The Kremlin-connected oil company Surgut Neftegaz has surreptitiously bought Austrian OMV’s entire 21.2 percent stake in Hungary’s MOL Oil and Gas Company. European Union authorities, the privately owned MOL, and Hungary are aghast at Surgut’s move and OMV’s collusion with it. Budapest and Brussels were kept in the dark until Surgut and OMV announced the accomplished fact on March 30 on their websites and through the mass media.
This move -if approved by EU regulators and the Hungarian government- would turn Surgut into the single largest shareholder in MOL, with a potential to further increase that stake.
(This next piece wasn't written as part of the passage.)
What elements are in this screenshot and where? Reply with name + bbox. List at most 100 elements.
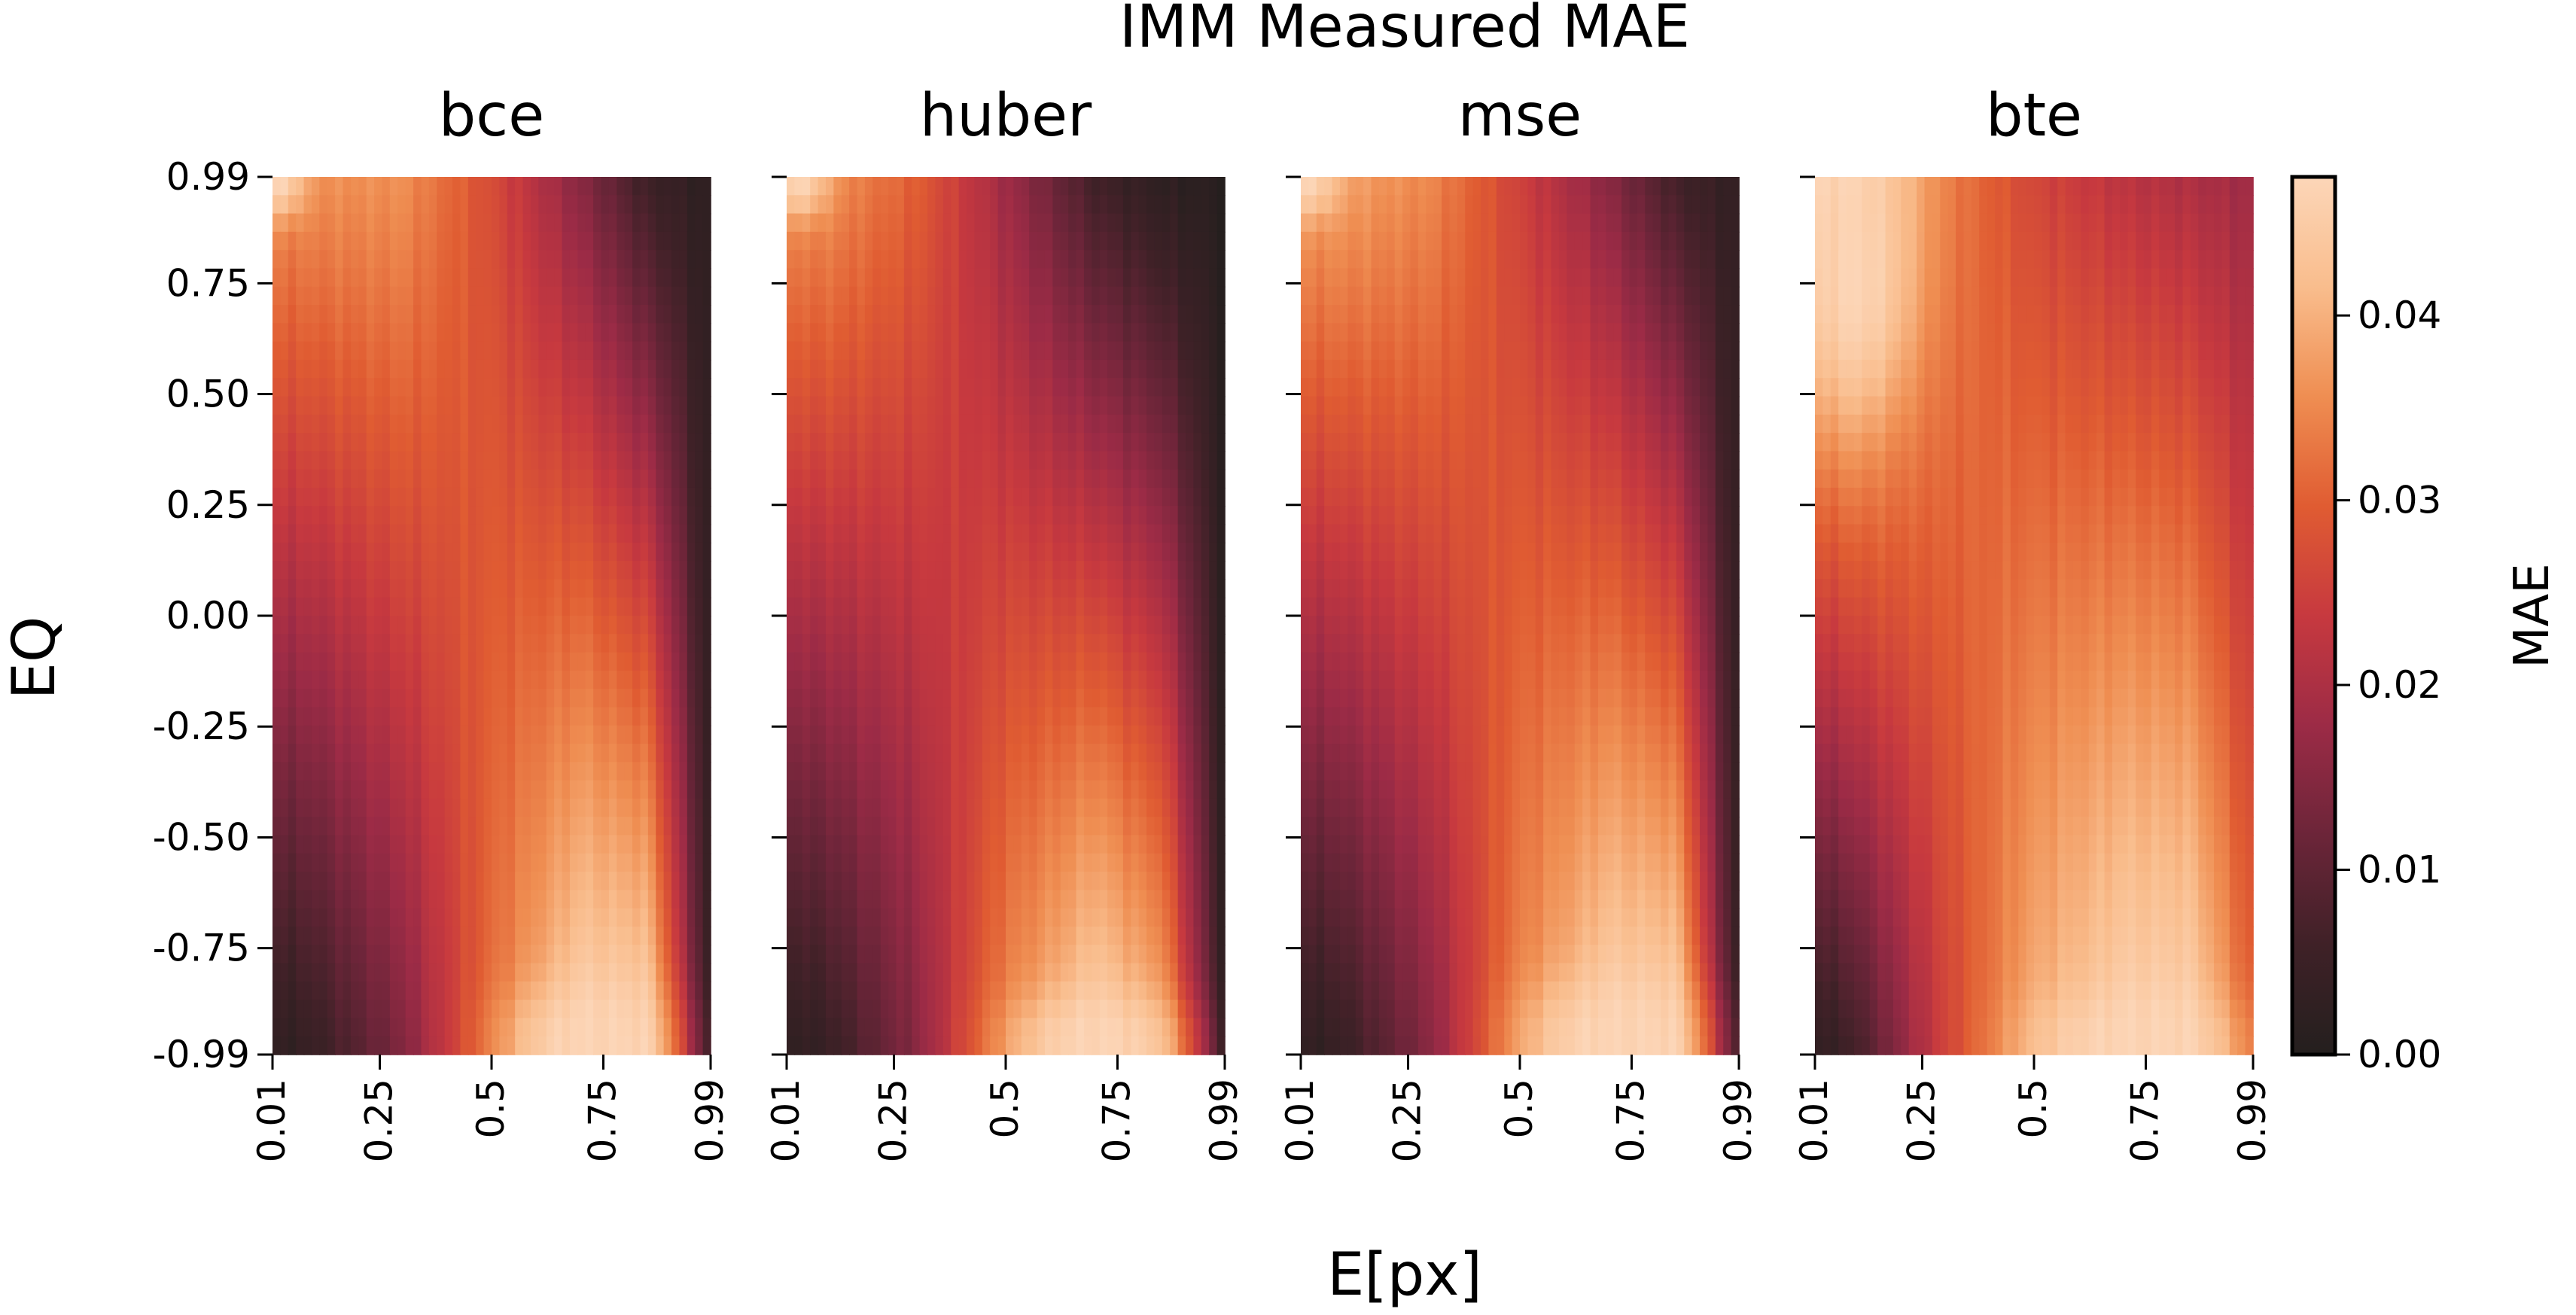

Russian Prime Minister Vladimir Putin is keenly interested in Surgut. According to "market rumors" Putin is believed to hold as much as 37 percent of the company’s stock, directly or through intermediaries (Interfax, March 30; Wirtschaftsblatt, March 31). Surgut’s ownership structure includes 42 percent in treasury shares held by an undisclosed company or companies, with the remainder in an obscure system of cross-shareholdings (Vedomosti, Wall Street Journal, March 31).
Headed by Putin’s long-time confidant Vladimir Bogdanov, Surgut is evidently interested in MOL’s refining capacities, which are rated as the most efficient in Central Europe. But the Russian move is fraught with wider strategic implications. MOL is a partner in the EU-backed Nabucco natural gas transport project, as well as a partner-in-waiting in the liquefied-natural-gas project on the Croatian Adriatic coast, both designed to reduce European dependence on Russian gas. By seizing a big stake in MOL, the Kremlin evidently would like to peer into information and decision-making processes of significance to European energy security.
The stake in MOL would be Surgut’s first important acquisition abroad. It fits within a pattern of incremental expansion of Russian oil producing companies into the refining industries on EU territory. Surgut produces oil mainly in western Siberia, at an annual rate of slightly over 60 million tons, with a trend towards lower output. It owns Russia’s single largest refinery, at Kirish in Leningrad region; but is able to process only a little more than a third of its own crude in its own refining capacities, and supplements those by using refineries in Belarus.
Due to its policies of underinvestment in production and minimal borrowing in recent years, Surgut has accumulated cash reserves estimated in the range of $20 billion, larger than those of any Russian oil company. These are now available to support the Kremlin’s strategy to buy up European refining capacities. Deputy Prime Minister Igor Sechin (overseer of Russia’s energy sector as well as board chairman of Rosneft) characterizes Surgut as "Russia’s best privately-owned company," which may be mere flattery to Putin, considering his rumored role in Surgut. The Kremlin is said to be considering some form of tie-up between Surgut and the officially state-owned Rosneft. Possibly preparing for such a tie-up, the government has nominated Bogdanov for a seat on Rosneft’s board (Vedomosti, March 31; Wall Street Journal, March 31, April 1).
Austria’s OMV, a state-dominated company, had built up its stake in the privately-owned MOL in 2007-2008 as a prelude to a hostile takeover. OMV was forced to give up the takeover attempt in August 2008, after the European Commission had indicated that a takeover would contravene the EU’s anti-monopoly legislation. Moreover, MOL and the Hungarian parliament built effective corporate and legislative defenses, respectively, in 2008 to resist that hostile takeover attempt.
It was widely assumed at the time that a takeover of MOL by OMV would result in OMV’s re-selling a part of MOL’s highly efficient oil-refining and fuel-marketing business in Central Europe to a Russian company. OMV denied such intentions at that time and even pretended that its takeover of MOL would avert a Russian takeover. OMV’s CEO Wolfgang Ruttenstorfer gave public assurances to this effect any number of times (The Times, March 24, 2008; Austrian Press Agency, August 5, 2008), although not necessarily taken at face value. Now, however, OMV’s decision to re-sell its entire stake in MOL to Surgut would seem to confirm the earlier suppositions about OMV’s real intentions (Die Presse, March 31).